Лев Толстой: Старый кудесник

Стоит предо мной этот старый кудесник, всем чужой, одиноко изъездивший все пустыни мысли в поисках всеобъемлющей правды и не нашедший ее для себя, смотрю я на него, и — хоть велика скорбь утраты, но гордость тем, что я видел этого человека, облегчает боль и горе. Максим Горький «Воспоминания».

Читать позднего Толстого очень трогательно. Он не сдается ни времени, ни лени, ни природе и не теряет жизненной силы. Даже в глубокой старости он продолжает сражаться с миром и с собой, постоянно возвращаясь в своих дневниках, художественной прозе и трактатах к вопросам без ответа, которые его мучат. Славный старый кудесник, он свободен от литературной позы и грехов красноречия.
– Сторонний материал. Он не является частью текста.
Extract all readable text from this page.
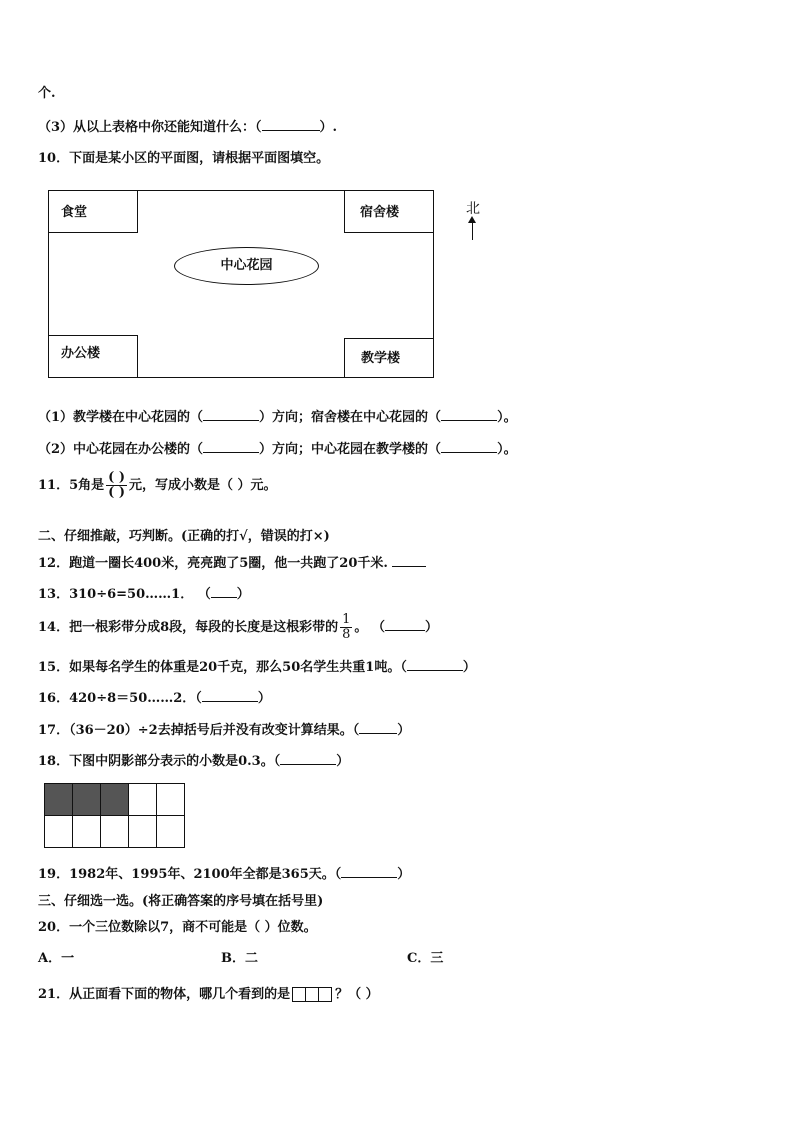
个.
（3）从以上表格中你还能知道什么：（	）.
10．下面是某小区的平面图，请根据平面图填空。
食堂	宿舍楼
中心花园
办公楼	教学楼
北
（1）教学楼在中心花园的（	）方向；宿舍楼在中心花园的（	）。
（2）中心花园在办公楼的（	）方向；中心花园在教学楼的（	）。
11．5角是 $\frac{( )}{( )}$ 元，写成小数是（ ）元。
二、仔细推敲，巧判断。(正确的打√，错误的打×)
12．跑道一圈长400米，亮亮跑了5圈，他一共跑了20千米.
13．310÷6=50……1． （ ）
14．把一根彩带分成8段，每段的长度是这根彩带的 $\frac{1}{8}$ 。 （	）
15．如果每名学生的体重是20千克，那么50名学生共重1吨。（	）
16．420÷8＝50……2．（	）
17．（36－20）÷2去掉括号后并没有改变计算结果。（	）
18．下图中阴影部分表示的小数是0.3。（	）

19．1982年、1995年、2100年全都是365天。（	）
三、仔细选一选。(将正确答案的序号填在括号里)
20．一个三位数除以7，商不可能是（ ）位数。
A．一	B．二	C．三
21．从正面看下面的物体，哪几个看到的是	？（ ）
«А какие же истины, если будет смерть?» — спрашивает он у Чехова. Образ смерти не оставляет его в покое и его определенность растворяет в себе любые притязания на смысл. Как говорил Левин в «Анне Карениной»: «Я работаю, я хочу сделать что-то, а я и забыл, что все кончится, что — смерть». Однако потребность в смысле продолжает мучить писателя, и время от времени преодолевает нелепость неизбежного конца. Государство — это зло, заговор, цель которого развращать и эксплуатировать людей, но художник – спутник реальности — не может не признавать его мощь, а, следовательно, и очарование. Везде у Толстого, кроме его самых поздних работ государство имеет человеческий аспект и совсем не выглядит тем абсолютным врагом, которым должен был бы сделать его толстовский «христианский анархизм». Сексуальность крайне подозрительна, она — цветок зла, но старик, все еще одержимый мужским тщеславием, дразнит Чехова: «Вы сильно распутничали в юности? … Я был неутомимый распутник». Он строго придерживается своей рационалистической версии христианства — и всегда близок к тени нигилизма. Одни крайности постоянно борются в нем с другими.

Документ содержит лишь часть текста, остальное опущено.